What seems like a relatively minor jobsite accident actually ends up costing about 4.5 times more than your books may show, according to the Occupational Health and Safety Administration (OSHA).
Consider OSHA’s calculations for the indirect costs accrued by an injury. They are always higher than the direct costs: filing a Worker’s Compensation claim, lost days of productivity, any legal costs.
The least serious injury OHSA requires reporting on is any work-related injury that requires medical attention beyond first aid, or any work-related fracture or cracked bone or tooth, or hearing loss. Although any conscientious employer makes every effort to ensure these types of accidents do not happen, statistics show they still occur far too often.

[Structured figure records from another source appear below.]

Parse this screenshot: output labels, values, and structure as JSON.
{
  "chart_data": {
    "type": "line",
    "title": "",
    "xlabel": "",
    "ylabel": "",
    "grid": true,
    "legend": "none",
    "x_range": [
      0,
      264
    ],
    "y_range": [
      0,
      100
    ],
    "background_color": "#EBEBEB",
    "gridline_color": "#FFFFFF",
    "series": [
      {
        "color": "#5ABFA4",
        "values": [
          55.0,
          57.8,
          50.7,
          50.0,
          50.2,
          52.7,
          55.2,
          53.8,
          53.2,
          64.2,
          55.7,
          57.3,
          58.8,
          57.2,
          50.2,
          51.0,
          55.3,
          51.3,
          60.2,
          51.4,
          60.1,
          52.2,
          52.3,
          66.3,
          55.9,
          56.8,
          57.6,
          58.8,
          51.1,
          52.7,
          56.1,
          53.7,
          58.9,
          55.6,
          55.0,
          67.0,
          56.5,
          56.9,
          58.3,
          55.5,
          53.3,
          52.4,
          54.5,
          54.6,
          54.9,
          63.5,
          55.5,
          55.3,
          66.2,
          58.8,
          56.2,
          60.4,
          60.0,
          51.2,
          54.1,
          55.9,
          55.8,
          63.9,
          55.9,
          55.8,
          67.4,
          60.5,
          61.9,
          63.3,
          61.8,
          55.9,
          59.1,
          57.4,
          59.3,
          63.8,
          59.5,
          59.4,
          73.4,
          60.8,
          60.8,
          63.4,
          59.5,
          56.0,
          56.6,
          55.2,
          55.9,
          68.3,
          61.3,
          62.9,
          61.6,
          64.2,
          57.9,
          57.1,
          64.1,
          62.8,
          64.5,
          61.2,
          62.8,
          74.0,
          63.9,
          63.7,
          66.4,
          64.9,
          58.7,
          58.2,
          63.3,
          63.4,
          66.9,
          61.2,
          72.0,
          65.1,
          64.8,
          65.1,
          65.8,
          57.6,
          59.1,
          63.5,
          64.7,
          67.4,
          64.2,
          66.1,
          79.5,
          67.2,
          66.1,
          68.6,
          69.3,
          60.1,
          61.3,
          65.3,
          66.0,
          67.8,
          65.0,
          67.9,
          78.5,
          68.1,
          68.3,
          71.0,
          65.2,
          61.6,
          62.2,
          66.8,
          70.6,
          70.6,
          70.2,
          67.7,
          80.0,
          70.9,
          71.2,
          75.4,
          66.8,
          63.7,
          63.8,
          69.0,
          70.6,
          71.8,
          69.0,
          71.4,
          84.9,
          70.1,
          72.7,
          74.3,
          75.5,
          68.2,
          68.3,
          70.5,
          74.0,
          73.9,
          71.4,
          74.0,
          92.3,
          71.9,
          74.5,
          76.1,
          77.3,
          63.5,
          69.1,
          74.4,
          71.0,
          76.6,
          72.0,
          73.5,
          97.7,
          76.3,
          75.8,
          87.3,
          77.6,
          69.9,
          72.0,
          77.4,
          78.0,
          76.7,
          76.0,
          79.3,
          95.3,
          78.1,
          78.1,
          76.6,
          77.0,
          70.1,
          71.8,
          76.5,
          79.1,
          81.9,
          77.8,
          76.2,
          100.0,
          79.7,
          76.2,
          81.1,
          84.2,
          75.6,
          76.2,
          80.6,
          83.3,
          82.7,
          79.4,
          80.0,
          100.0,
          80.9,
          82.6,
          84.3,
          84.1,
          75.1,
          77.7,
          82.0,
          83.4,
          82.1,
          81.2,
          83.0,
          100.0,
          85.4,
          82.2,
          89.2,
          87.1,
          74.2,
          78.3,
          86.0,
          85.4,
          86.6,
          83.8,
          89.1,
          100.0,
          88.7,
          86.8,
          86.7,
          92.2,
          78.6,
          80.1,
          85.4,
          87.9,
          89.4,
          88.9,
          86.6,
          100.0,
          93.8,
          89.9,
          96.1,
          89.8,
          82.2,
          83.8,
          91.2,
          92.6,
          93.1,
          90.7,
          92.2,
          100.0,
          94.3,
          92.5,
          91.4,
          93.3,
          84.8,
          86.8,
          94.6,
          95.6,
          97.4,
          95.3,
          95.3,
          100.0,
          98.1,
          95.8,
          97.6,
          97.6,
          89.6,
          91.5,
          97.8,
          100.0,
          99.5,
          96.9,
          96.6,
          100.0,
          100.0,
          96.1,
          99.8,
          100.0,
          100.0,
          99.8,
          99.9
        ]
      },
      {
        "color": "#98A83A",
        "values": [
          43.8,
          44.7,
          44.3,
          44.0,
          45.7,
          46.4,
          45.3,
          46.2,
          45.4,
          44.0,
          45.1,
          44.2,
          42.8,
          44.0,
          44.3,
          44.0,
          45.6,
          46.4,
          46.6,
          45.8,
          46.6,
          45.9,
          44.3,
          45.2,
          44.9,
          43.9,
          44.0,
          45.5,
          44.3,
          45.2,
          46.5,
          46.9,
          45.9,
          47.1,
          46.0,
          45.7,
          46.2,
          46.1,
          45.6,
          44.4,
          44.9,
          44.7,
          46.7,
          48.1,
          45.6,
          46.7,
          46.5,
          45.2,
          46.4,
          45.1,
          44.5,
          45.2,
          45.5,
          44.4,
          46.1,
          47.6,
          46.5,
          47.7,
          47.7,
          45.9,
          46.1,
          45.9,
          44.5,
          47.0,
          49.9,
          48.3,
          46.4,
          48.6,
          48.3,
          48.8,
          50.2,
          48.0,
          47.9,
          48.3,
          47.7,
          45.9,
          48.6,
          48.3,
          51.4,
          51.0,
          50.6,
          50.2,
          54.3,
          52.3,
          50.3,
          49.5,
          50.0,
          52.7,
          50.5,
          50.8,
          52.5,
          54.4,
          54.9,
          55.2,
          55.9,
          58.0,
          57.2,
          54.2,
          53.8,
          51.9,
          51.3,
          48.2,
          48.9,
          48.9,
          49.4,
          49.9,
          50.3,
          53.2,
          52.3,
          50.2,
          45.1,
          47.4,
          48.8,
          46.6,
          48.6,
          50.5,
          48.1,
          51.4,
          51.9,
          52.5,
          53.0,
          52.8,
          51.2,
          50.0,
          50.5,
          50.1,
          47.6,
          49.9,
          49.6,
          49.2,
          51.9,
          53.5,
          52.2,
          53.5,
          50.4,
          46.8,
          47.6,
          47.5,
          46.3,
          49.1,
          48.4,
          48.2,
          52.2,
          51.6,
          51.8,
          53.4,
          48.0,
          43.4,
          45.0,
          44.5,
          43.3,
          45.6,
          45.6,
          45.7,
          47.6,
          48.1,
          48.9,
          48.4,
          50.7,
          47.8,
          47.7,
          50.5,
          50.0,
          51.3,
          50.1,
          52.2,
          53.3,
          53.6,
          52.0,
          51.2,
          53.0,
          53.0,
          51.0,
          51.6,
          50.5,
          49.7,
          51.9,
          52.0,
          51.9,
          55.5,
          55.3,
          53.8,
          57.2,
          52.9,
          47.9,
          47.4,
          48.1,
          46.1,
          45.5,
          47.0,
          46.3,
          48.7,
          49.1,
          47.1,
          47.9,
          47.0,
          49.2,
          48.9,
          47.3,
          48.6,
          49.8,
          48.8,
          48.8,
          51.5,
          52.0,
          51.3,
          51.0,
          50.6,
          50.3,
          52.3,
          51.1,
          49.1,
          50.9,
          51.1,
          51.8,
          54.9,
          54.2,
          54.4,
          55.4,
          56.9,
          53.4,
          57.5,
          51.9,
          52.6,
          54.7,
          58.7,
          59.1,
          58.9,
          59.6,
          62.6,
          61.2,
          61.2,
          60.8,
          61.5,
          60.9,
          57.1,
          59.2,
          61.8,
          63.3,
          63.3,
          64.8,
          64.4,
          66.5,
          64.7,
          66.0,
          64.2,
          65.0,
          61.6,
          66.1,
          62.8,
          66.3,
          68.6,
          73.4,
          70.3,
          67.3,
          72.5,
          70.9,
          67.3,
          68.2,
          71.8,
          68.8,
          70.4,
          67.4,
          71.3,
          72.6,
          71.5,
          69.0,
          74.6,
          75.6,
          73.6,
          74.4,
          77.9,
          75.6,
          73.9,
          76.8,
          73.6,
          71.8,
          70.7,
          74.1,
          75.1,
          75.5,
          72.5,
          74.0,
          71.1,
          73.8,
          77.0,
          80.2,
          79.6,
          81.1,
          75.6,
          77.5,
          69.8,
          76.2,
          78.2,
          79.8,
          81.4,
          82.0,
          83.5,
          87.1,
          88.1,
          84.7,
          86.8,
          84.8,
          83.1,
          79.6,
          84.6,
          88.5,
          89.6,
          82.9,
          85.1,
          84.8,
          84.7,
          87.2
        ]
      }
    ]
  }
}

Take a small eye injury caused by a piece of flying debris. It may only mean a few days of missed work for the injured person, but the average cost of that injury is US$1,463.00 when hidden costs are taken into account.
Common hidden costs are:
- Hiring and training a replacement worker
- Repairing damaged property
- Accident investigation and corrective action implementation
- Insurance maintenance
Less obvious hidden costs include:
- Schedule delays
- Added administrative time
- Decreased morale
- Increased absenteeism
- Poorer customer relations
- Hits to company reputation
- Ability to bid on future jobs
One important component in ensuring worker safety is providing the proper equipment for the job. In the service truck industry, there is a myriad of choices for job-designed tools. These tools often ensure the worker stays out of harm’s way while performing specific tasks. However, the same cannot be said about the commercial van industry. In most cases, upfitters do their best to modify equipment designed to work on work trucks, to work on commercial vans. There are very few tool and equipment innovations that consider the unique strengths and challenges created by vans.
This becomes a bigger issue when the tool has the potential to cause harm to a worker. Air compressors pose one such threat. We have already looked at how they contribute to excessive heat and gasoline explosions. Depending on how they are installed, they also cause unneeded exposure to toxic fumes, can cause heavy-lifting injuries such as back and leg problems, and force workers to risk falls by standing on precarious surfaces.
An easy fix to a potentially very expensive injury is to invest in the right equipment to begin with. The VMAC UNDERHOOD-Lite rotary screw air compressor was engineered specifically for commercial vans and eliminates all of these concerns. When considering Return On Investment, these costs must be considered if you invest in equipment that creates potential danger for you or your employees.